Saturday, May 14, 2016

Feelings Are Temporary

     Feelings change. That is why they are called feelings because it is what you feel in that moment. Lately I've been really confused about how I feel towards certain people. All of the people I am confused about I have been friends with for a very long time. So I'm not really sure what to do about the situation.
     Person Number One I just recently broke up with about a month ago. Some days I am really happy that things ended. They could have ended better, but in the long run I know it is what God intended to happen. As much as I loved the relationship and I love/loved the person, it was not a healthy relationship. I constantly felt like I was not enough and like I needed to change in order for the relationship to work. We had a lot of things in common, but a lot of our morals did not match, which made a lot of things difficult. Other days I'm really upset that things ended. Although things weren't always good, when they were it was amazing. There was one day we spent all day together. We went to Starbucks, to Walmart and played with toys and skateboards. We went to the park and played on the playground and carved our initials in a tree like we were in a cute Nicholas Sparks movie. That day was so special and so much fun, but all good things come to an end. He's graduating and going off to college and our lives just don't match up anymore. A few days ago I stopped at the park to go see our initials. I knew exactly which tree it was and remembered exactly what it said. I wish I could tell you I pulled up and he was standing at the tree with flowers in hand, apologizing for the way things ended and everything worked out and we are happy again, but it didn't happen that way. I have no idea what made me stop at the park to go see the tree. I knew seeing it would tear me apart, which it did. I just wanted to see it, wanted to relive the happiness of that day.

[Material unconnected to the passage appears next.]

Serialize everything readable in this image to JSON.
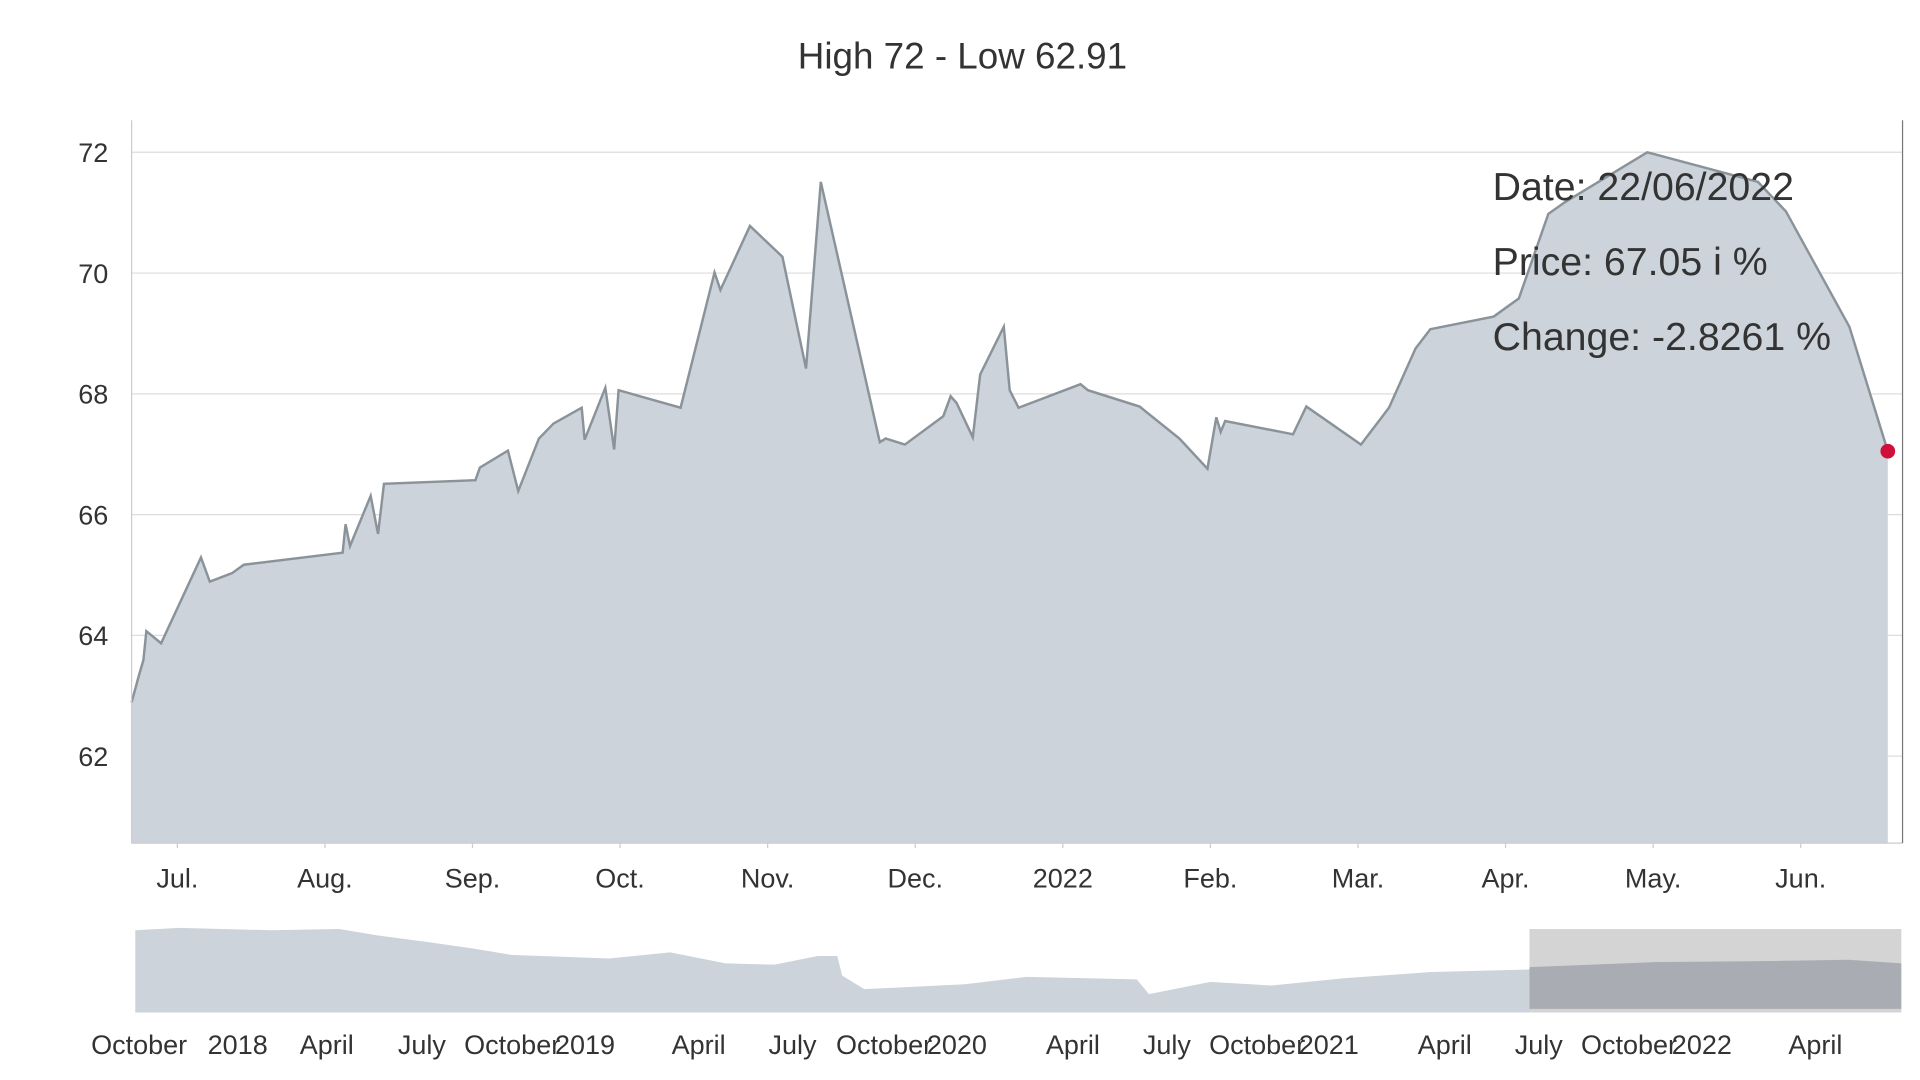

     Person Number Two is a really close friend of mine. I have slowly started to have feelings for him since Person Number One and myself broke up. The only problem is: he likes my best friend. The only aggravating part about that is: she likes girls. He knows that she likes girls, but still feels like he has a chance with her. So I don't really know what to do. We talked and flirted for a few days and everything was really good. It was honestly the happiest I had been since that Nicholas Sparks day with Person Number One. Everything was looking really good and I really thought something good was going to come out of all of this. But then... he called things off. Apologizing, he said that he just couldn't do it. He thought he was over my friend or that he could get over her, but that he just couldn't do it. So things are kind of awkward between us now because we both know that we like each other, but we can't do anything about it. We still talk all the time, I just don't know what to say anymore.
     Person Number Three is also one of my exes. I dated this male before I dated Person Number One. Our relationship was really great. The only problem was his mother. She disliked me very much, I'm still not really sure why. I tried so hard to make her like me. I bought them gifts and invited them to dinner. I hugged her and complimented her every chance I got. My mother thinks she disliked me because of another female. You see, Person Number Three dated a girl before me that I will refer to by Jillian, that's not her name. Jillian is the daughter of Person Number Three's mother's best friend. My mother believes that she disliked me so greatly because she had this beautiful fantasy of her son and her best friend's daughter living happily ever after. Jillian decided to text me today and express how apologetic she is for everything that happened. It is really weird though because I haven't talked to her in about a year. There's just a lot of confusion on how I should handle things. Talking to Person Number Three is still really awkward because we are pretty much coworkers so it makes things awkward.
     Feelings will constantly change, Right now I am feeling really tired, but when I wake up in the morning I won't be, hopefully. However, love does not change. If you love a person, if you truly love a person, that will never go away. You can love someone without liking them. These three people I have a different feeling for each of them. I don't really know what to do about any of the situations, but I do know that God's got this. God's got me, He's got my back. My feelings are going to keep changing and I am probably going to stay confused, but I can get through this.